We exploited the French 2003 Decennial Health Survey to investigate diverse socio-demographic, health status and QoL variables as potential predictors of item missingness in the SF-36 questionnaire; we also used the classification proposed by Little and Rubin to characterize missing data processes operating during administration of this questionnaire. In this large representative sample of the French population the proportion of missing items varied between 2% and 7%. The type of missingness was missing at random for 18 items (items PF1, RP1, RP3, BP2, GH1, GH4, RE2 and all items of VT, SF and MH subscales) and missing not at random for the others (items PF2-10, RP2, RP4, BP1, GH2, GH3, GH5, RE1 and RE3). No item was missing completely at random (MCAR). MCAR is the only "ignorable" missing data process [17], so our results imply that it is necessary to use an imputation technique to correct for biases associated with missing values when using the SF-36. The personal mean score, where the imputed value of a missing item is the mean of the non-missing items of the same scale, has been recommended for use with the SF-36 [15, 16]. Other imputation methods, notably the hot deck [21] and multiple imputation [22, 23], have been gaining popularity in clinical and epidemiological research and have been considered for use in QoL research [4, 5]; they may be applicable to the SF-36 (these techniques are being compared and the results will be reported elsewhere -- manuscript in preparation).

However, prevention is undoubtedly the optimal approach to the issue of missing data [24]. Consequently, it is important to identify the factors associated with the occurrence of missing data as this could help prevention. Our results confirm the earlier findings of Perneger and Burnand with the SF-12 [4] and of Vercherin et al. with the SF-36 [8], that older age, female sex, and to a lesser extent low education and low economic status (blue collar workers and non-nationals), are major determinants of item missingness in QoL questionnaires. Although some of these questionnaires have been carefully constructed and tested to be administered to large populations (as was the SF-36), it appears that some questions may be too difficult to understand for some subjects (low educational level, foreigners) and that others (seemingly more numerous) may be perceived as being of no interest or even inappropriate for women and particularly older members of the population. Subjects with deteriorated health status and those with altered QoL were also found to be independently (and independently of other characteristics) prone to respond with missing items. It is likely that these individuals may tend to avoid questions which are embarrassing or cause distress [3].
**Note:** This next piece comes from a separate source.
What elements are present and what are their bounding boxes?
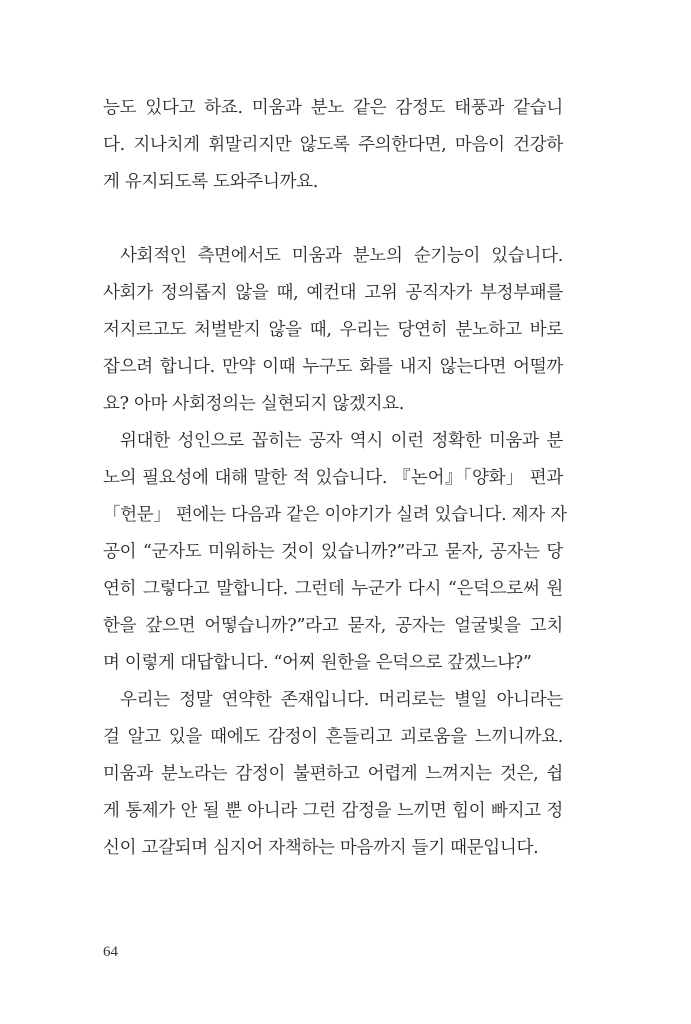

Finally, the present study has various limitations that need to be considered. The only moderate fit of some final models indicates that not all the predictors of missingness were identified. An additional limitation is that only an indirect approach could be used to identify the MNAR process. However, direct identification would have required contacting all the subjects to ask them to fully fill in the missing items (which was clearly impossible in this large population-based study).


In conclusion, our analysis shows that imputation of missing items in the responses to the SF-36 questionnaire is necessary and identifies several factors that should be carefully considered when designing strategies for the prevention of missing data in the SF-36. Methodologies similar to that we describe here could be used to address the issue of item missingness in other QoL questionnaires.